USDINR opened with a gap up at Rs.82.20 in the previous session after closing at Rs.81.90 on Thursday, and the market saw primarily dollar purchasing by corporates and banks as rupee pressure persisted on Friday. With other Asian currencies plunging – CNH from 7.02 to 7.12 and KRW from almost 1400 to 1412 – with Brent oil hitting $95 per barrel, it was another day for the rupee to suffer.
The OPEC+ members resolved to reduce oil production by 2 million barrels, which kept the market warm. During the week that was cut short owing to a holiday on Wednesday, the rupee reached a high of Rs. 81.36 on 4 October and a low of Rs. 82.42 on Friday, setting a new low.
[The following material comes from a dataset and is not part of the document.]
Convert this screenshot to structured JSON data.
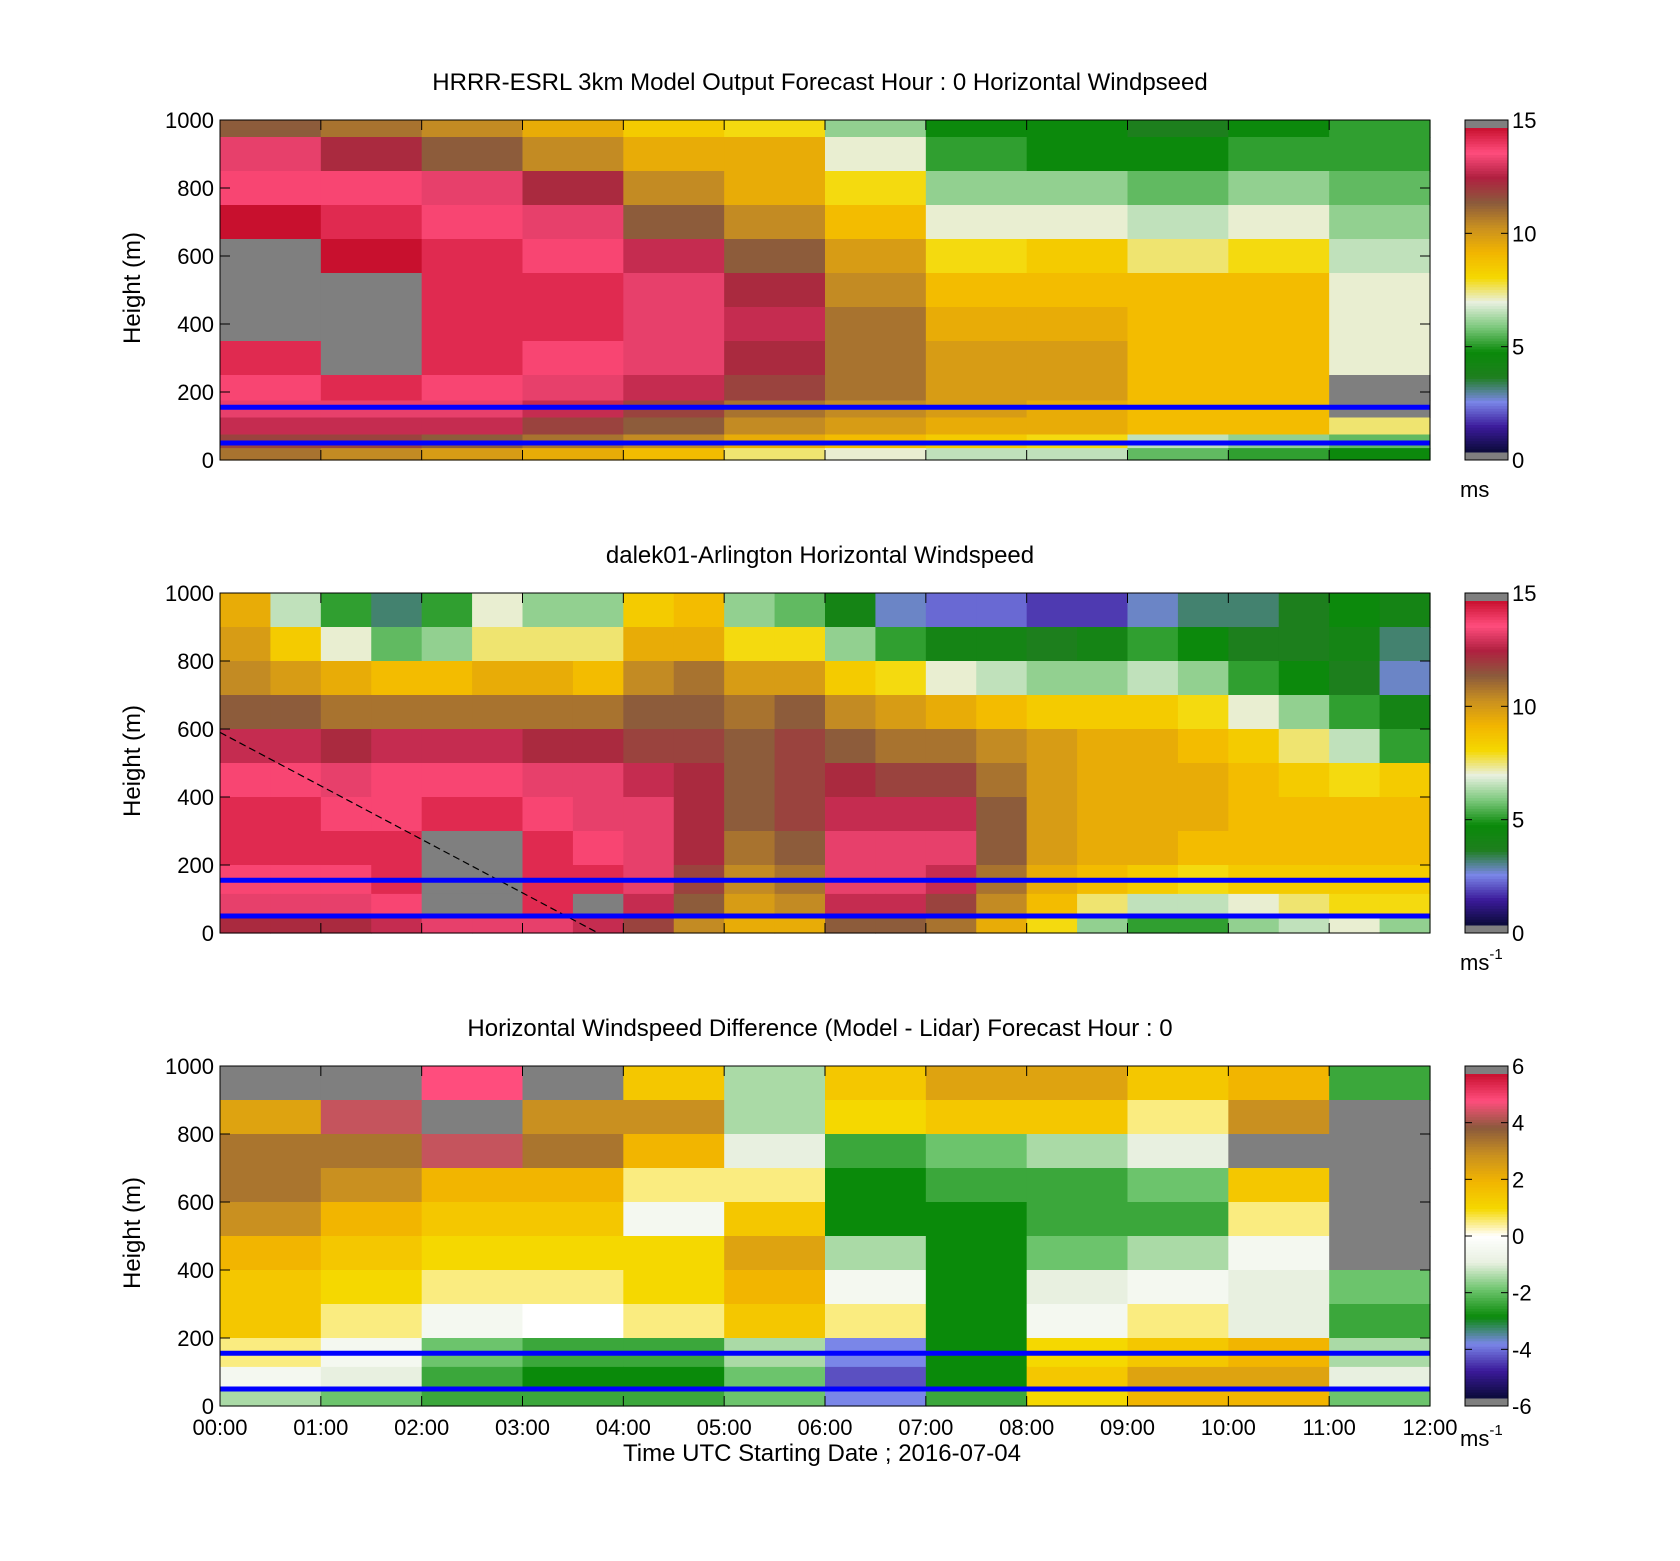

With the collapse, the rupee has depreciated by 10.50% against the dollar this year, although it is still better off than most other currencies, which have lost by 12-20%. The 10-year yield on Indian bonds increased to 7.45% as market hopes of India’s participation in the international bond index were tempered by the country’s decision to postpone its decision by a year. With dollar interest rates rising, our exports slowing, borrowings growing, and oil prices being high, we may see the rupee decline further in October, with a range of 81.50 to 83.50.
The RBI appears to have curtailed its sell-side intervention in USDINR after its reserves fell by $100 billion, 67% of which was attributable to the valuation of other currencies and its U.S. dollar holdings. The ammunition may have weakened to some level, allowing the rupee to fall by around 3% since the beginning of September 2022. Exporters should hang on to their dollar receivables rather than book forwards, with a stop loss of 81.75. Importers should continue to buy all dips and any significant declines to hedge their payables.